Photo Credit: Norman Hann and Bruce Kirby Make Epic Journey Bruce Kirby | Facebook

A Dance With The Devil

Waves can top 30 metres in the strait named after the Greek goddess of the underworld

Paddleboarders plow across Hecate Strait in 12-hour push

Royston-based Norm Hann became the first person to paddle board across Hecate Strait, a body of water that has bashed around more than its fair share of boats in the past.

Hann teamed up with fellow adventurer for this 12-hour, sufferfest crossing of a notoriously nasty piece of water.

Hecate Strait separates Haida Gwaii from the BC Mainland. It’s shallow, with depths of between 50 and 115 feet. Winds from Dixon Entrance in the north and Queen Charlotte Sound to the south can quickly whip the strait into a frothy mess of whitewater and waves.
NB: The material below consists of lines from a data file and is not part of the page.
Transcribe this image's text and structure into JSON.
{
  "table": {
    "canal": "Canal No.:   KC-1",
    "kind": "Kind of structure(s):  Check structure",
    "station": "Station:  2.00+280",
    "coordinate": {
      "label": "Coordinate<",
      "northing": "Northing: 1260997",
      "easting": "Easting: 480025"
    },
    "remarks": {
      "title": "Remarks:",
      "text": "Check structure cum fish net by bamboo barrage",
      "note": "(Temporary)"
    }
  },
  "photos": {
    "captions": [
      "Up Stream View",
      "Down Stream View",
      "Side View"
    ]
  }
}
Hecate Strait is named after the Greek goddess of the underworld, night and witchcraft. Sailors have recorded 30-metre-high waves in the strait. That’s tall enough to submerge an 8-storey building.

Hann and Kirkby had been watching the forecast like hawks while on a north coast SUP trip. When weather conditions lined up, they hustled to Naikoon with their paddleboards. Also known as Rose Spit, this is the northeasternmost point of land on Haida Gwaii.

Then they set off and paddled into the rising sun for the almost 50 km crossing. It was all that they imagined Hecate Strait to be – wild, windy and bumpy.

“Messy seas slowed our progress to a crawl at times,” Hann wrote in a recent Instagram post. “… being alone on those capricious waters was humbling, and we feel blessed to have glimpsed Hecate’s eternity and power.”

Hann is a widely travelled stand-up paddle boarder. In May 2010, he and sea kayaker Brian Huntington travelled the proposed Enbridge oil tanker route through the Great Bear Rainforest. The 400-km paddle trip took them from Kitimaat to the Heiltsuk village of Bella Bella. 

The journey formed the basis of the documentary StandUp4GreatBear documentary that you can watch here.

Bruce Kirkby is a writer and adventurer who first hit the headlines in 1999 after crossing the Arabian desert by camel with two other Canadians and three Bedouins.

His book Sand Dance: By Camel Across Arabia’s Great Southern Desert, tells the tale.